The U.S. property/casualty ("P/C") industry recorded a net underwriting loss of $23.5 billion for year-end 2017, according to preliminary results, mainly due to an estimated $52.9 billion in catastrophe-related insured losses, more than double that seen in the previous year.
This financial review is detailed in a new Best's Special Report, and the data was derived from companies' 2017 annual statutory statements received as of March 9, 2018, representing an estimated 96 percent of the total P/C industry's net premiums written.
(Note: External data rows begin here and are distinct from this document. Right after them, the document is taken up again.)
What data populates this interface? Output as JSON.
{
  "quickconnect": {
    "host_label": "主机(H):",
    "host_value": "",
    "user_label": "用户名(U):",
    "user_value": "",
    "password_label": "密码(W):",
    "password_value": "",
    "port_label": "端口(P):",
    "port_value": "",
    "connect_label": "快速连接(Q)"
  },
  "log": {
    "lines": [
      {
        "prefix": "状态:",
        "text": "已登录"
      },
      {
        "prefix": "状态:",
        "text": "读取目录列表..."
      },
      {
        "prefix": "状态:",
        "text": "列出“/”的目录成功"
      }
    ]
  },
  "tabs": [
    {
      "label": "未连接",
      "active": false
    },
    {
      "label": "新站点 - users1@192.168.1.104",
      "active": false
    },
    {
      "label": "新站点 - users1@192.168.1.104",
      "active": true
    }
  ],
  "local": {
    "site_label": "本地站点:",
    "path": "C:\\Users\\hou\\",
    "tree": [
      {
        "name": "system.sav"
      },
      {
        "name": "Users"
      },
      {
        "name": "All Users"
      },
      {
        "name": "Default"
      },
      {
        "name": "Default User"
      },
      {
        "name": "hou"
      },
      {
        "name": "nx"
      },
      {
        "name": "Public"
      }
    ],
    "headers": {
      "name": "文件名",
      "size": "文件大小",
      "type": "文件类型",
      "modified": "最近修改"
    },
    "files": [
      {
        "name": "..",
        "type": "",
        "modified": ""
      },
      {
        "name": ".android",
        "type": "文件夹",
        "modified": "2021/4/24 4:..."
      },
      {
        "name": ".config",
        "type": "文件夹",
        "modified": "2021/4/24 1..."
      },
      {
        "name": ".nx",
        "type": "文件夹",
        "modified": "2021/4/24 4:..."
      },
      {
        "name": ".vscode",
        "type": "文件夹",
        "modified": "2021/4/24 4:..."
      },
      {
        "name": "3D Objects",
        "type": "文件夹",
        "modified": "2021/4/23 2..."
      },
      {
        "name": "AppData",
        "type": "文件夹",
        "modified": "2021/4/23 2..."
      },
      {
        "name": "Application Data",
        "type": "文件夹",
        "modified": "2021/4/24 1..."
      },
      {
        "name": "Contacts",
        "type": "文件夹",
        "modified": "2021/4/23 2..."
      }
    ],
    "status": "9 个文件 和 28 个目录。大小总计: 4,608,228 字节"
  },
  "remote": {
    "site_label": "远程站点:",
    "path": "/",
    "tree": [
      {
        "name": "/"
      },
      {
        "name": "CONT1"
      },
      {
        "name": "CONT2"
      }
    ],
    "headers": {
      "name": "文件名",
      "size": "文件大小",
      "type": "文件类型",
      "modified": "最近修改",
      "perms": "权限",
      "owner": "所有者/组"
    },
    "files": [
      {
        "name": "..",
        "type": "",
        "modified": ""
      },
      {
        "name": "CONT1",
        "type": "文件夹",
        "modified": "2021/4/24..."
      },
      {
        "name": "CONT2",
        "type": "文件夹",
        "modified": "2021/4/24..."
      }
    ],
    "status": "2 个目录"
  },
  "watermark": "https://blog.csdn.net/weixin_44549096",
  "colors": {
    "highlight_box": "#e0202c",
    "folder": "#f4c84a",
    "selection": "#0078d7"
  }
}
The report stated that the 2017 catastrophes were the main driver for the industry's additional $18 billion in underwriting losses compared with the previous year. A.M. Best's $52.9 billion estimate of 2017 P/C industry catastrophe losses was a 109.8 percent increase over 2016, and dwarfed A.M. Best's previous industry record for estimated insured losses of $41.9 billion recorded in 2011, which included losses stemming from the Tohoku earthquake and subsequent tsunami in Japan, an active tornado season in the United States, and flooding in Thailand. A.M. Best also estimated that the catastrophe losses accounted for 10.0 points on the P/C industry's combined ratio, up from an estimated 4.9 catastrophe points in the prior year. The industry's reported combined ratio deteriorated 3.0 points to 103.8 from the prior year and was the worst of the last five years.
Despite the slight decline in net income, industry surplus grew 6.8 percent to $733.8 billion in 2017, driven by a $39.4 billion increase in unrealized capital gains, which was offset by a $17.5 billion decrease in other surplus gains and a $4.4 billion increase in stockholder dividends, according to Best.